Displacement 23,000 tons
Armament 2 x 2 15"
Heavy and Light AA
Speed 31 knots
VTS Rating 2   1   6

These ships were the "answer" to the problem of bringing large-caliber guns through the Danish Narrows to support an invasion of Pomerania in WW I. Dubbed "large light cruisers" these ships sacrificed armor and structural strength for shallow draft, speed, and firepower. Once the concept of running the Narrows lost support, these gunships had little use in the Royal Navy and both were converted, in 1924, to light aircraft carriers and did yeoman service between the wars refining the doctrine of carrier collaboration with surface ships. Glorious was the only large carrier sunk by surface ships (a few small ones were lost off Samar in 1944 to Japanese gunships) in WW II. Courageous was sunk by U-boats early in the war, and Furious (originally armed with 2 x 1 18" guns instead of twin 15") survived the war.

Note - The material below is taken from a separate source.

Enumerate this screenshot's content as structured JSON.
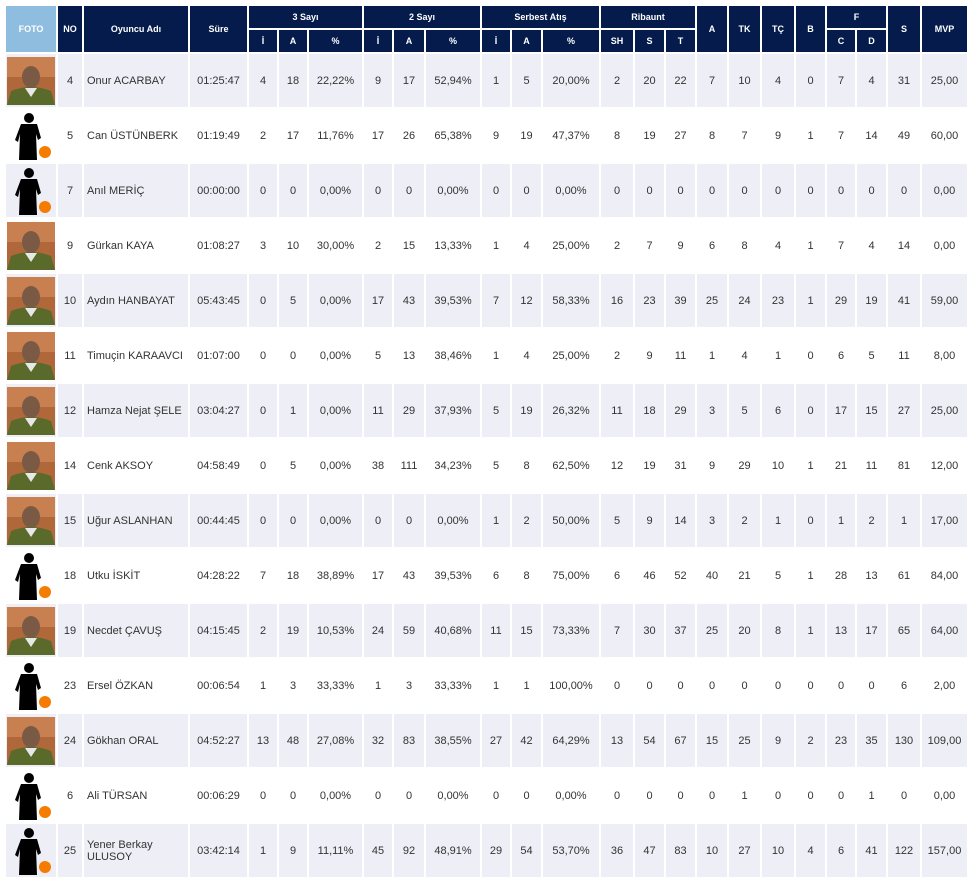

(*Victorious, re-named Victoria, is an imaginary sister ship for "Grand Fleet")

In "Grand Fleet" the Courageous and Glorious are declared "surplus" (read "unfit for further duty") right after WW I and mothballed. When the Washington treaty came into effect, the two ships had their main turrets taken out, were otherwise de-militarized, and used as depot ships. When the great worldwide naval race heated up around 1936, The Royal Navy was looking for ways to build fast gunships to match the new surface raiders of the Kriegsmarine. Since the Treaty was annulled, plans had been made for a "new" Treaty-buster battleship using the two "light cruisers'" turrets (Vanguard project) but the turrets could be simply "dropped in" to the old hulls of "G" and "C" for TWO fast gunships right away. The pair was modernized slightly with some superstructure upgrade, new AA guns, and a "clipper" bow with a pronounced sheer for a drier forecastle in wet weather. The Royal Navy wanted to re-armor them, but strengthening the weak structural members took precedence. The result was a pair of fast, powerful ships whose armor couldn't stand up to cruiser guns but together could dish out battleship gunfire. These "light battlecruisers", as they were dubbed, were to be paired up at all times for mutual support.

Sailing with the French aircraft carrier Duquense, they were hunting for German surface raiders in the Mid-Atlantic when an Italian cruiser/carrier force brazenly dashed out into the Atlantic past Gibraltar. Off the Azores, the two opposing carriers' small aircraft complement duelled to a standstill from attrition, and then it was time for the gunships to move in. The Italians converged on the G and C from two sides and although the larger British guns fired more slowly, they began the engagement from out of range of the Italians, and soon an Italian cruiser was hit and burning. As the distance closed, the two light battlecruisers began taking hits themselves. They managed to sink Gorizia and damage two others, but the British discreetly broke off the engagement under smoke lest the outnumbered, thin-skinned pair become crippled, succumb to the enemy cruisers, and provide a naval victory for their enemy. The British figured the Italian Atlantic foray could not be sustained, and indeed the Italians turned back into the Mediterranean, never to venture forth into the Atlantic again.

After this "stalemate" (lauded as a "victory" in the press, of course) the "overly endowed light cruisers" limped back to England. The Royal Navy was disappointed in the light battlecruisers' performance (though somewhat anticipated) and decided that the U-boat threat was more urgent, so re-built the damaged ships into aircraft carriers along the lines of a modernized Furious. Prominent in the anti-U-boat campaign, Courageous succumbed to the vengeance of a wolfpack, and Glorious was caught in a North Sea fogbank, planes "grounded", and surprised and sunk by the radar-directed 11" guns of the pocket battleship Admiral Scheer.